Friday, February 25, 2011

Your Pastor Is Not A Manager

This one seems to be one of the primary misunderstandings within the dying mainline churches.

Yeah, you've got a building, and the roof leaks and the HVAC system works slightly less than half of the time.  You've got a preschool that you started up ten years ago to "bring in the families," and though it hasn't done that, it's a lucrative sideline with multiple staff.  You've got a church secretary who's been there through four different pastors and knows exactly how everything needs to be done, and a choir director who holds grudges, and a bright-eyed young seminary intern eager to teach liberation theology to a restive class of seventh graders.

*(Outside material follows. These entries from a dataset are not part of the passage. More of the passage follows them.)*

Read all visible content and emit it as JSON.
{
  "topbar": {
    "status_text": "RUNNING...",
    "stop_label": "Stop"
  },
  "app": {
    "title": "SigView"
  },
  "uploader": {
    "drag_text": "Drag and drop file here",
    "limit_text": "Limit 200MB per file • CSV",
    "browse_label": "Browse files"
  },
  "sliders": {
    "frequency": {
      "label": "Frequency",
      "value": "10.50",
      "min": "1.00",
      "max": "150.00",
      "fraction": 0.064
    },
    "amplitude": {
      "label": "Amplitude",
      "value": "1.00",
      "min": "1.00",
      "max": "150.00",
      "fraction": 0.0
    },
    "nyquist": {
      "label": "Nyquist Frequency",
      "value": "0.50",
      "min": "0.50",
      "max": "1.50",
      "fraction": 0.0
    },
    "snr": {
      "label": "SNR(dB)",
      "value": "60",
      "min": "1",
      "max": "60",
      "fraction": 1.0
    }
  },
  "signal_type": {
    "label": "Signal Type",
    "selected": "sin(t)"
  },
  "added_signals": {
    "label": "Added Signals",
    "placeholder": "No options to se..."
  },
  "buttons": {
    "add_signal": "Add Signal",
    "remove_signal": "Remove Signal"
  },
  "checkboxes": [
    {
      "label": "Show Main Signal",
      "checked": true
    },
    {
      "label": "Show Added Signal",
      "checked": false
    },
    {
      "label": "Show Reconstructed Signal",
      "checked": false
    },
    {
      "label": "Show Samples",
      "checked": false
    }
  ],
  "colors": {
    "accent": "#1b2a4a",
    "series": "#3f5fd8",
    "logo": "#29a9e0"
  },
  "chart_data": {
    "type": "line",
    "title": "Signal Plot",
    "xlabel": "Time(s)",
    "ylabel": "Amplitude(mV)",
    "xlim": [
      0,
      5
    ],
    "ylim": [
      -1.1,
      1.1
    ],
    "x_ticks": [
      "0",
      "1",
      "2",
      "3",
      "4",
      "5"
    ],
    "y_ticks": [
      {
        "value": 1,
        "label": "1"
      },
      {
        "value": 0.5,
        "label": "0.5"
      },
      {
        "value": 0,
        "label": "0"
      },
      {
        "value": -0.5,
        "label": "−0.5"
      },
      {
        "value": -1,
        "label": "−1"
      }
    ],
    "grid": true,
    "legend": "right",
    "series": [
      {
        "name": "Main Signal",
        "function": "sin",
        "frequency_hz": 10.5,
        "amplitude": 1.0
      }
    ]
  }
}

These things and these people need to be managed.

But organizational management is not the primary function of a pastor.  The calling to ministry isn't a calling to maintain infrastructure and fuss over budgets and organize staff meetings.  A good pastor is aware of those things, and handles those things with grace and balance, true.    If your pastor is incompetent at managing people and things and time, things will not go well.   It's a good skillset to be looking for in any human being.

It just isn't the central component of the calling.  The basic functioning of a congregation's organizational systems is, at least in my neck of the Reformed tradition woods, something that is more broadly distributed among lay leadership.   Finances and personnel and building maintenance should be handled by people who have developed those gifts in their vocations.